Indexing by section number is regarded, in the quality market, as a hack that you use when your indexes are created as a separate process to your typesetting, or when you are using typesetting systems not up the job of making whole books, or as a sign of a tight deadline.
It is less quality because it is more cumbersome to find the page: rather than being able to do a binary chop or other approximation method based on page numbers, the user has to locate section headings (where the numbers are) in the text and guess how long each section is in order to find their target.
In SGML books, one of the hurdles that needed to be proved was that you could make just as high quality books with structural markup as you could using presentation tags (troff, tex) or hand made indexes.
Also, one of the selling points for SGML was the ability to handle large documents: SGML would be contrasted with weaker technologies such as using MS Word, where you were stuck with producing one chapter at a time, and so had to index by section number rather than page number.
When I made my book, which was quite large (about 650 pages) production issues made me divide it into three or so parts, so the index items have a part number then a page number within that, which is in intermediate approach that is quite acceptable as far as predictability for users.
Another issue to be factored in to the decision about whether to index by page number or section number is that usually people will use the same thing in the cross-references.

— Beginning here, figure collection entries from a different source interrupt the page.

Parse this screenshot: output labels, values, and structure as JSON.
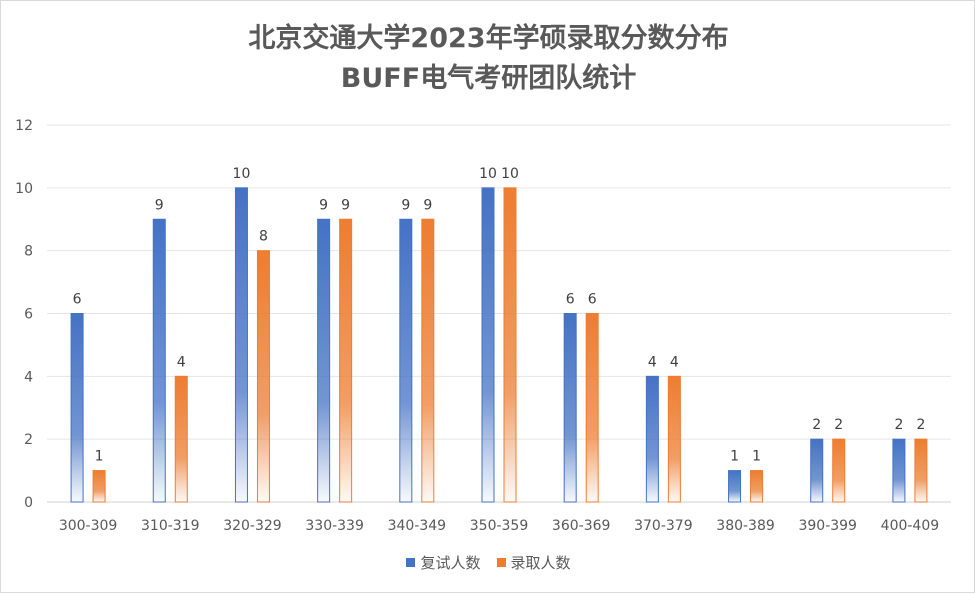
{
  "chart_data": {
    "type": "bar",
    "title_lines": [
      "北京交通大学2023年学硕录取分数分布",
      "BUFF电气考研团队统计"
    ],
    "categories": [
      "300-309",
      "310-319",
      "320-329",
      "330-339",
      "340-349",
      "350-359",
      "360-369",
      "370-379",
      "380-389",
      "390-399",
      "400-409"
    ],
    "series": [
      {
        "name": "复试人数",
        "values": [
          6,
          9,
          10,
          9,
          9,
          10,
          6,
          4,
          1,
          2,
          2
        ],
        "color": "#4472c4"
      },
      {
        "name": "录取人数",
        "values": [
          1,
          4,
          8,
          9,
          9,
          10,
          6,
          4,
          1,
          2,
          2
        ],
        "color": "#ed7d31"
      }
    ],
    "ylim": [
      0,
      12
    ],
    "yticks": [
      0,
      2,
      4,
      6,
      8,
      10,
      12
    ],
    "grid": true,
    "legend_position": "bottom"
  }
}
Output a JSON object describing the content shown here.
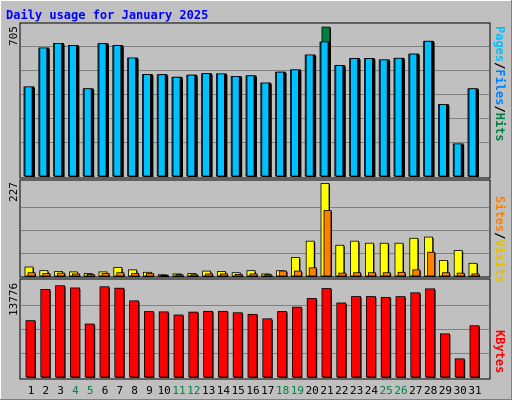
{
  "chart_data": [
    {
      "type": "bar",
      "title": "Daily usage for January 2025",
      "panel": "top",
      "ylim": [
        0,
        705
      ],
      "y_tick_label": "705",
      "categories": [
        "1",
        "2",
        "3",
        "4",
        "5",
        "6",
        "7",
        "8",
        "9",
        "10",
        "11",
        "12",
        "13",
        "14",
        "15",
        "16",
        "17",
        "18",
        "19",
        "20",
        "21",
        "22",
        "23",
        "24",
        "25",
        "26",
        "27",
        "28",
        "29",
        "30",
        "31"
      ],
      "legend": [
        "Pages",
        "Files",
        "Hits"
      ],
      "series": [
        {
          "name": "Hits",
          "color": "#008040",
          "values": [
            419,
            602,
            623,
            613,
            410,
            622,
            613,
            555,
            477,
            476,
            464,
            474,
            481,
            480,
            468,
            471,
            437,
            488,
            499,
            569,
            700,
            519,
            552,
            552,
            546,
            553,
            573,
            633,
            336,
            151,
            410
          ]
        },
        {
          "name": "Files",
          "color": "#00c0ff",
          "values": [
            419,
            602,
            623,
            613,
            410,
            622,
            613,
            555,
            477,
            476,
            464,
            474,
            481,
            480,
            468,
            471,
            437,
            488,
            499,
            569,
            630,
            519,
            552,
            552,
            546,
            553,
            573,
            633,
            336,
            151,
            410
          ]
        },
        {
          "name": "Pages",
          "color": "#00c0ff",
          "values": [
            419,
            602,
            623,
            613,
            410,
            622,
            613,
            555,
            477,
            476,
            464,
            474,
            481,
            480,
            468,
            471,
            437,
            488,
            499,
            569,
            630,
            519,
            552,
            552,
            546,
            553,
            573,
            633,
            336,
            151,
            410
          ]
        }
      ]
    },
    {
      "type": "bar",
      "panel": "middle",
      "ylim": [
        0,
        227
      ],
      "y_tick_label": "227",
      "categories": [
        "1",
        "2",
        "3",
        "4",
        "5",
        "6",
        "7",
        "8",
        "9",
        "10",
        "11",
        "12",
        "13",
        "14",
        "15",
        "16",
        "17",
        "18",
        "19",
        "20",
        "21",
        "22",
        "23",
        "24",
        "25",
        "26",
        "27",
        "28",
        "29",
        "30",
        "31"
      ],
      "legend": [
        "Sites",
        "Visits"
      ],
      "series": [
        {
          "name": "Visits",
          "color": "#ffff00",
          "values": [
            22,
            13,
            11,
            10,
            6,
            10,
            21,
            15,
            9,
            3,
            5,
            6,
            12,
            11,
            8,
            13,
            5,
            13,
            45,
            85,
            226,
            75,
            85,
            80,
            80,
            80,
            92,
            95,
            38,
            62,
            31
          ]
        },
        {
          "name": "Sites",
          "color": "#ff8000",
          "values": [
            8,
            6,
            7,
            5,
            4,
            6,
            8,
            6,
            6,
            2,
            3,
            3,
            5,
            5,
            4,
            5,
            3,
            12,
            12,
            20,
            160,
            7,
            8,
            8,
            8,
            9,
            15,
            58,
            8,
            7,
            5
          ]
        }
      ]
    },
    {
      "type": "bar",
      "panel": "bottom",
      "ylim": [
        0,
        13776
      ],
      "y_tick_label": "13776",
      "categories": [
        "1",
        "2",
        "3",
        "4",
        "5",
        "6",
        "7",
        "8",
        "9",
        "10",
        "11",
        "12",
        "13",
        "14",
        "15",
        "16",
        "17",
        "18",
        "19",
        "20",
        "21",
        "22",
        "23",
        "24",
        "25",
        "26",
        "27",
        "28",
        "29",
        "30",
        "31"
      ],
      "legend": [
        "KBytes"
      ],
      "series": [
        {
          "name": "KBytes",
          "color": "#ff0000",
          "values": [
            8090,
            12570,
            13100,
            12780,
            7600,
            12950,
            12740,
            10930,
            9390,
            9350,
            8900,
            9310,
            9420,
            9420,
            9220,
            8990,
            8350,
            9400,
            10020,
            11270,
            12700,
            10620,
            11550,
            11550,
            11430,
            11540,
            12080,
            12650,
            6190,
            2610,
            7360
          ]
        }
      ]
    }
  ],
  "x_labels": [
    {
      "text": "1",
      "color": "#000000"
    },
    {
      "text": "2",
      "color": "#000000"
    },
    {
      "text": "3",
      "color": "#000000"
    },
    {
      "text": "4",
      "color": "#008040"
    },
    {
      "text": "5",
      "color": "#008040"
    },
    {
      "text": "6",
      "color": "#000000"
    },
    {
      "text": "7",
      "color": "#000000"
    },
    {
      "text": "8",
      "color": "#000000"
    },
    {
      "text": "9",
      "color": "#000000"
    },
    {
      "text": "10",
      "color": "#000000"
    },
    {
      "text": "11",
      "color": "#008040"
    },
    {
      "text": "12",
      "color": "#008040"
    },
    {
      "text": "13",
      "color": "#000000"
    },
    {
      "text": "14",
      "color": "#000000"
    },
    {
      "text": "15",
      "color": "#000000"
    },
    {
      "text": "16",
      "color": "#000000"
    },
    {
      "text": "17",
      "color": "#000000"
    },
    {
      "text": "18",
      "color": "#008040"
    },
    {
      "text": "19",
      "color": "#008040"
    },
    {
      "text": "20",
      "color": "#000000"
    },
    {
      "text": "21",
      "color": "#000000"
    },
    {
      "text": "22",
      "color": "#000000"
    },
    {
      "text": "23",
      "color": "#000000"
    },
    {
      "text": "24",
      "color": "#000000"
    },
    {
      "text": "25",
      "color": "#008040"
    },
    {
      "text": "26",
      "color": "#008040"
    },
    {
      "text": "27",
      "color": "#000000"
    },
    {
      "text": "28",
      "color": "#000000"
    },
    {
      "text": "29",
      "color": "#000000"
    },
    {
      "text": "30",
      "color": "#000000"
    },
    {
      "text": "31",
      "color": "#000000"
    }
  ],
  "legend_right": {
    "top": [
      {
        "text": "Pages",
        "color": "#00c0ff"
      },
      {
        "text": "/",
        "color": "#000000"
      },
      {
        "text": "Files",
        "color": "#0080ff"
      },
      {
        "text": "/",
        "color": "#000000"
      },
      {
        "text": "Hits",
        "color": "#008040"
      }
    ],
    "middle": [
      {
        "text": "Sites",
        "color": "#ff8000"
      },
      {
        "text": "/",
        "color": "#000000"
      },
      {
        "text": "Visits",
        "color": "#e0c000"
      }
    ],
    "bottom": [
      {
        "text": "KBytes",
        "color": "#ff0000"
      }
    ]
  },
  "colors": {
    "background": "#c0c0c0",
    "title": "#0000ff",
    "grid": "#808080"
  }
}
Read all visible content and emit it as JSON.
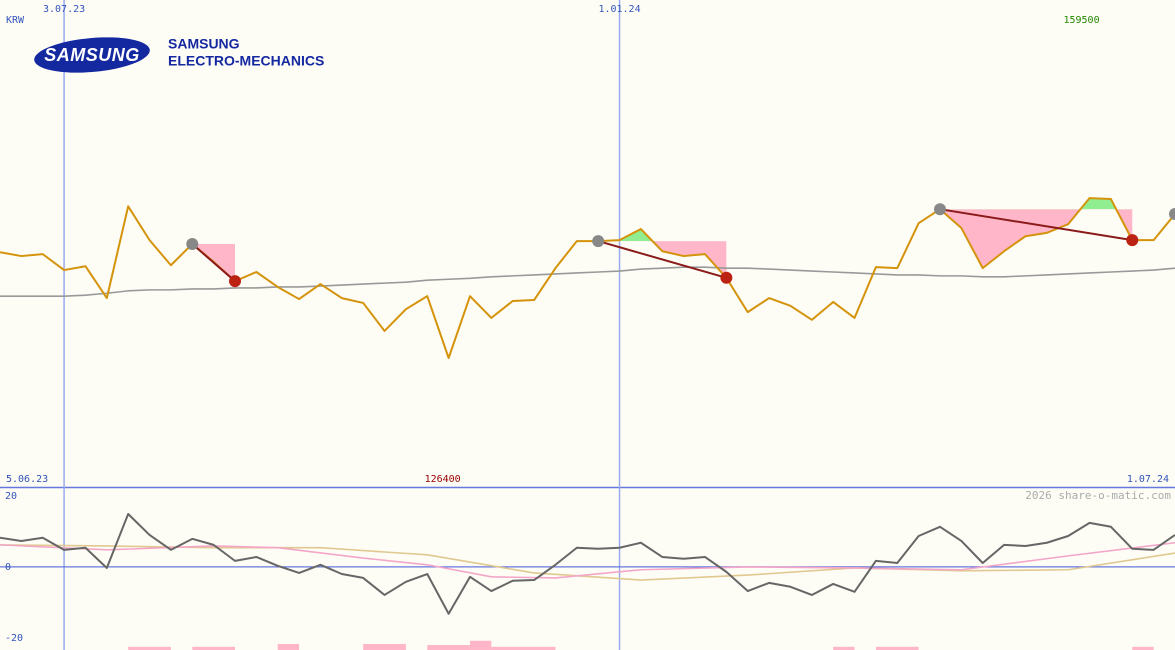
{
  "logo": {
    "brand": "SAMSUNG",
    "company": [
      "SAMSUNG",
      "ELECTRO-MECHANICS"
    ]
  },
  "watermark": "2026 share-o-matic.com",
  "chart_data": [
    {
      "type": "line",
      "currency": "KRW",
      "high_label": 159500,
      "low_label": 126400,
      "x": [
        0,
        1,
        2,
        3,
        4,
        5,
        6,
        7,
        8,
        9,
        10,
        11,
        12,
        13,
        14,
        15,
        16,
        17,
        18,
        19,
        20,
        21,
        22,
        23,
        24,
        25,
        26,
        27,
        28,
        29,
        30,
        31,
        32,
        33,
        34,
        35,
        36,
        37,
        38,
        39,
        40,
        41,
        42,
        43,
        44,
        45,
        46,
        47,
        48,
        49,
        50,
        51,
        52,
        53,
        54,
        55
      ],
      "xlim": [
        0,
        55
      ],
      "xticks": [
        {
          "value": 0,
          "label": "5.06.23"
        },
        {
          "value": 3,
          "label": "3.07.23"
        },
        {
          "value": 29,
          "label": "1.01.24"
        },
        {
          "value": 55,
          "label": "1.07.24"
        }
      ],
      "ylim": [
        99700,
        200500
      ],
      "series": [
        {
          "color": "#d4930a",
          "values": [
            148300,
            147500,
            147900,
            144600,
            145400,
            138800,
            157800,
            150800,
            145600,
            150000,
            146300,
            142300,
            144200,
            141100,
            138600,
            141700,
            138800,
            137800,
            132000,
            136500,
            139200,
            126400,
            139200,
            134700,
            138200,
            138400,
            145000,
            150600,
            150600,
            150800,
            153100,
            148500,
            147500,
            147900,
            143000,
            135900,
            138800,
            137200,
            134300,
            138000,
            134700,
            145200,
            145000,
            154300,
            157200,
            153300,
            145000,
            148500,
            151600,
            152300,
            154100,
            159500,
            159300,
            150800,
            150800,
            156200
          ]
        },
        {
          "color": "#999999",
          "values": [
            139200,
            139200,
            139200,
            139200,
            139400,
            139800,
            140300,
            140500,
            140500,
            140700,
            140700,
            140900,
            140900,
            141100,
            141100,
            141300,
            141500,
            141700,
            141900,
            142100,
            142500,
            142700,
            142900,
            143200,
            143400,
            143600,
            143800,
            144000,
            144200,
            144400,
            144800,
            145000,
            145200,
            145200,
            145000,
            145000,
            144800,
            144600,
            144400,
            144200,
            144000,
            143800,
            143600,
            143600,
            143400,
            143400,
            143200,
            143200,
            143400,
            143600,
            143800,
            144000,
            144200,
            144400,
            144600,
            145000
          ]
        }
      ],
      "trades": [
        {
          "buy": 9,
          "sell": 11
        },
        {
          "buy": 28,
          "sell": 34
        },
        {
          "buy": 44,
          "sell": 53
        },
        {
          "buy": 55
        }
      ],
      "gain_color": "#90ee90",
      "loss_color": "#ffb6c8",
      "buy_color": "#888888",
      "sell_color": "#bb2211",
      "trade_line_color": "#8b1a1a"
    },
    {
      "type": "line",
      "x": [
        0,
        1,
        2,
        3,
        4,
        5,
        6,
        7,
        8,
        9,
        10,
        11,
        12,
        13,
        14,
        15,
        16,
        17,
        18,
        19,
        20,
        21,
        22,
        23,
        24,
        25,
        26,
        27,
        28,
        29,
        30,
        31,
        32,
        33,
        34,
        35,
        36,
        37,
        38,
        39,
        40,
        41,
        42,
        43,
        44,
        45,
        46,
        47,
        48,
        49,
        50,
        51,
        52,
        53,
        54,
        55
      ],
      "xlim": [
        0,
        55
      ],
      "ylim": [
        -23.4,
        22.5
      ],
      "yticks": [
        -20,
        0,
        20
      ],
      "series": [
        {
          "color": "#666666",
          "values": [
            8.2,
            7.3,
            8.2,
            4.8,
            5.4,
            -0.3,
            14.9,
            9.0,
            4.8,
            7.9,
            6.2,
            1.7,
            2.8,
            0.3,
            -1.7,
            0.6,
            -2.0,
            -3.1,
            -7.9,
            -4.2,
            -2.0,
            -13.2,
            -2.8,
            -6.8,
            -3.9,
            -3.7,
            0.6,
            5.4,
            5.1,
            5.4,
            6.8,
            2.8,
            2.3,
            2.8,
            -1.4,
            -6.8,
            -4.5,
            -5.6,
            -7.9,
            -4.8,
            -7.0,
            1.7,
            1.1,
            8.7,
            11.3,
            7.3,
            1.1,
            6.2,
            5.9,
            6.8,
            8.7,
            12.4,
            11.3,
            5.1,
            4.8,
            9.0
          ]
        },
        {
          "color": "#f4a6c8",
          "x": [
            0,
            5,
            10,
            13,
            17,
            20,
            23,
            26,
            30,
            35,
            40,
            45,
            50,
            55
          ],
          "values": [
            6.2,
            4.8,
            5.9,
            5.4,
            2.5,
            0.6,
            -2.8,
            -3.1,
            -0.8,
            0,
            -0.3,
            -0.8,
            3.1,
            6.8
          ]
        },
        {
          "color": "#e0c890",
          "x": [
            0,
            5,
            10,
            15,
            20,
            25,
            30,
            35,
            40,
            45,
            50,
            55
          ],
          "values": [
            6.2,
            5.9,
            5.4,
            5.4,
            3.4,
            -1.7,
            -3.7,
            -2.3,
            -0.3,
            -1.1,
            -0.8,
            3.9
          ]
        }
      ],
      "bars": {
        "color": "#ffb6c8",
        "x_start": [
          6,
          9,
          13,
          17,
          20,
          22,
          23,
          39,
          41,
          53
        ],
        "x_end": [
          8,
          11,
          14,
          19,
          22,
          23,
          26,
          40,
          43,
          54
        ],
        "values": [
          -22.5,
          -22.5,
          -21.7,
          -21.7,
          -22,
          -20.8,
          -22.5,
          -22.5,
          -22.5,
          -22.5
        ]
      }
    }
  ]
}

If you use page numbers for cross-references, then when you make any last-minute changes to the text, you may have to go through the entire book to check that automated and forced page breaking still produce acceptable results: adding text in one place may cause the IDed object to cross page borders which may cause references to it require an extra digit which may trigger different line and page breaks and flow through the whole document. That is an issue where deadlines fight against best quality, so where there are deadlines it can be prudent not to index by page number.
So my comment is that Document Engineering has not been produced with intent on proving with the book that marked-up document can produce just as good a product as hand indexed books, which is not to say that they haven't made the appropriate production decision, no professional slight was remotely intended! Indeed, I have no idea whether the book was made using declarative markup at all: it may have been written in a unstructured word processor with styles for all I know. (The design looks like the kind of thing that people do with TeX-based typesetting systems, as a guess, but nowadays it is difficult to say.) SGML books were read by publishing people and had to make a contain in their production values confirmations of the subject matter; XML books have a different market and so don't have have some special thing in them.
(As a further example, in my book I also have bullet lists using "radio buttons" with one item --the default or most important or typical case-- selected. Or a bullet list made from tears, signifying woes. The intent was to demonstrate that SGML/XML didn't prevent you from playfullness or innovation in design. We had to eat our own dogfood, and it tasted nice in parts.)
Page numbers?
How do section numbers vs. page numbers relate to XML vs. SGML?
docengineering.com -- sample chapters
My pleasure Bob, and congratulations on the book: it really is a great achievement and major step forward for the industry.
docengineering.com -- sample chapters
Thanks, Rik for your review of our Document Engineering book. We have set up a site for the book where we have sample chapters and will be putting up lecture notes, news, and other useful stuff...
docengineering.com
-bob glushko
Bad link... but it will be back soon.
Just a heads up, the MIT store is doing a bit of an update today, ('doh!), according the front page. So when it comes back up today or tomorrow, maybe we can see this book.